Let’s understand how site sends mails in the beginning.
There are two main ways to send mails:
- Using PHP function mail(). This function puts your mail to sendmail that sends mails to the recipients.
- Using remote SMTP server.
Usually, after the user clicks on the submit button, the PHP script connects to the mail server. If connection is established successfully, mail is sent to the server. Thus mail is sent. In case when mail server is inaccessible (there were different reasons: issue with servers, with connection) mail won’t be sent. All this time, while PHP script is trying to connect to mail server, user sees loading page. He is needed to wait while connection won’t be interrupted by timeout. If connection isn’t established he will see an error message. He will be obliged to send the form once again. Otherwise his message will be lost.
Alternative option - send mails asynchronously. We can put mails to the queue and send them later instead of sending right now.
There is a module in Drupal that can help you with it - Queue Mail. Mails, that are created on the site, are put to the queue. They will be sent during the next launch of cron.
Queue mail provides you ability to set:
- categories of mails that have to be sent through queue;
- how many attempts should be done before removal of the mail from the queue;
- time between mail send. It can be used to set the frequency of mail sending if you want not to be added to spam list.

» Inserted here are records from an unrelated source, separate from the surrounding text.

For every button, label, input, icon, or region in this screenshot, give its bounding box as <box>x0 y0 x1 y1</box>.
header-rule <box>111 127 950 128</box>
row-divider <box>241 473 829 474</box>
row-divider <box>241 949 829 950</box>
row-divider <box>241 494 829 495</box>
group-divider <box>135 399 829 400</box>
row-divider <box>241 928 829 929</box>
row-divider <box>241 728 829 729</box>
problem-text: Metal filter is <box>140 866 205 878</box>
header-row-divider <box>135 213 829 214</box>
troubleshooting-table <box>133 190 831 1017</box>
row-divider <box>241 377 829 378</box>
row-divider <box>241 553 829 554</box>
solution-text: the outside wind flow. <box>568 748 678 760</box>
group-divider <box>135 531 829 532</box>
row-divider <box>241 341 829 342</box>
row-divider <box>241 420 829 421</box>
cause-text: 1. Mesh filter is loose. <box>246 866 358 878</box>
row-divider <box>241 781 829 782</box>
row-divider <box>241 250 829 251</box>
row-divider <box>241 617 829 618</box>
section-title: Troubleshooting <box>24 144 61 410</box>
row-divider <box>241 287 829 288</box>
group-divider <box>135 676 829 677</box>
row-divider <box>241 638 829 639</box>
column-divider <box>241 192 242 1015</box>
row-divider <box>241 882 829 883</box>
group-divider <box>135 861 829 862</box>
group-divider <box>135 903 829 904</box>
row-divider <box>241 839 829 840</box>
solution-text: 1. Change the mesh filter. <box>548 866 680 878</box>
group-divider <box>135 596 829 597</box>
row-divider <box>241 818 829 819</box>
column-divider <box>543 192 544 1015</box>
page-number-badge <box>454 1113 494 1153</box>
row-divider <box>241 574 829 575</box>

Therefore you should use queue for sending mails if:
- you need to improve performance of the site. User’s won’t wait until mail is sent during form submission. For instance, the difference between sending mail using mail() and using queue is 2 times (11.76 milliseconds versus 5.57 milliseconds in my testing) .
- you have to improve user experience of the site - if there are any troubles with mail sending users don’t need to submit a form again.
- you want to do site more reliable - mails will be sent at once when it is possible.
- you need more options for configuration mail sending.